The largest wildfires are typically the most impactful to both society and ecosystems because large wildfires typically occur under extreme weather conditions, which cause them to spread rapidly. When we accounted for the effects of prior wildfires on fire size (dynamic), we found that by mid-century the largest wildfires were significantly smaller than the largest wildfires in the climate-only (static) simulations (Figure 3). However, by late-century, vegetation recovered in the previously burned areas and the largest wildfire sizes were no longer statistically different.
The data in Figure 3 are plotted on a log-scale to meet the assumptions of the statistical test we used to compare them. By mid-century, the dynamic simulations had a median fire size of 24,053 acres and the static simulations had a median value of 53,389 acres. The biggest fire we simulated in the dynamic scenario occurred during early-century and was 210,452 acres.

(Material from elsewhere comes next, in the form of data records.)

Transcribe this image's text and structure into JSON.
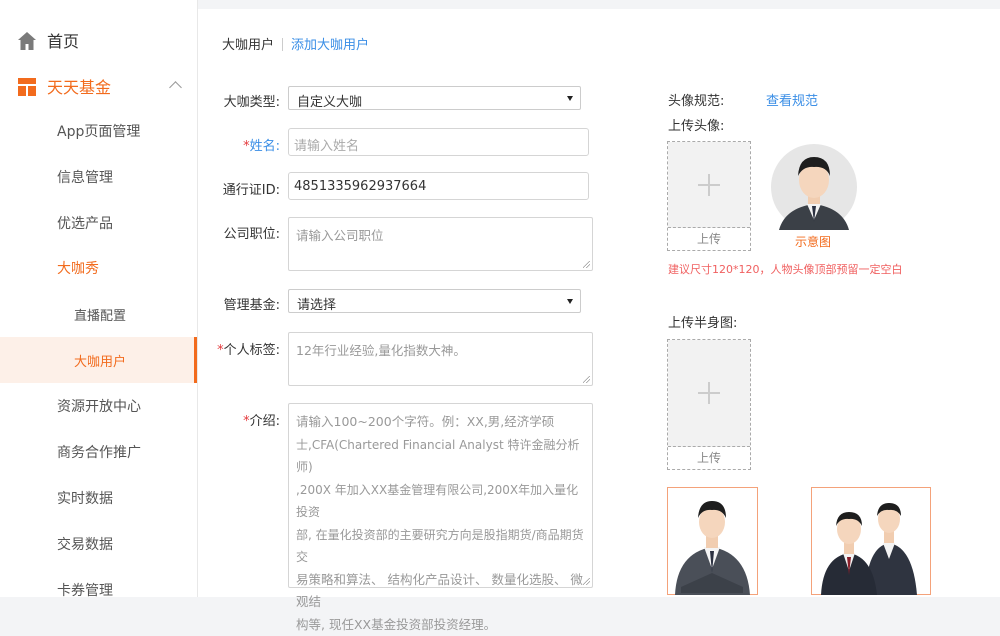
{
  "sidebar": {
    "home": "首页",
    "section": "天天基金",
    "items": [
      {
        "label": "App页面管理"
      },
      {
        "label": "信息管理"
      },
      {
        "label": "优选产品"
      },
      {
        "label": "大咖秀"
      },
      {
        "label": "直播配置"
      },
      {
        "label": "大咖用户"
      },
      {
        "label": "资源开放中心"
      },
      {
        "label": "商务合作推广"
      },
      {
        "label": "实时数据"
      },
      {
        "label": "交易数据"
      },
      {
        "label": "卡券管理"
      }
    ]
  },
  "breadcrumb": {
    "current": "大咖用户",
    "link": "添加大咖用户"
  },
  "form": {
    "type_label": "大咖类型:",
    "type_value": "自定义大咖",
    "name_label": "姓名:",
    "name_placeholder": "请输入姓名",
    "pass_label": "通行证ID:",
    "pass_value": "4851335962937664",
    "position_label": "公司职位:",
    "position_placeholder": "请输入公司职位",
    "fund_label": "管理基金:",
    "fund_value": "请选择",
    "tags_label": "个人标签:",
    "tags_placeholder": "12年行业经验,量化指数大神。",
    "intro_label": "介绍:",
    "intro_placeholder_lines": [
      "请输入100~200个字符。例：XX,男,经济学硕",
      "士,CFA(Chartered Financial Analyst 特许金融分析师)",
      ",200X 年加入XX基金管理有限公司,200X年加入量化投资",
      "部, 在量化投资部的主要研究方向是股指期货/商品期货交",
      "易策略和算法、 结构化产品设计、 数量化选股、 微观结",
      "构等, 现任XX基金投资部投资经理。"
    ]
  },
  "avatar": {
    "spec_label": "头像规范:",
    "spec_link": "查看规范",
    "upload_label": "上传头像:",
    "upload_btn": "上传",
    "sample_caption": "示意图",
    "hint": "建议尺寸120*120，人物头像顶部预留一定空白"
  },
  "half": {
    "upload_label": "上传半身图:",
    "upload_btn": "上传"
  },
  "colors": {
    "accent": "#f26b1d",
    "link": "#3a8ee6",
    "required": "#e4393c"
  }
}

Whereas, in the static scenario, the biggest fire we simulated occurred in late-century and was 440,754 acres. For comparison, the 2013 Rim Fire burned 257,314 acres in the Sierra Nevada and estimated to have emitted the equivalent of 12 Tg of carbon dioxide, equivalent to 2.7% of California’s total emissions. When we calculated the emissions that our simulated wildfires would emit, we found that even when we account for the effects of previous wildfires limiting future wildfire size, total emissions in the Sierra Nevada are equivalent to one Rim Fire occurring every 3.8 years. This could have significant implications for air quality in California.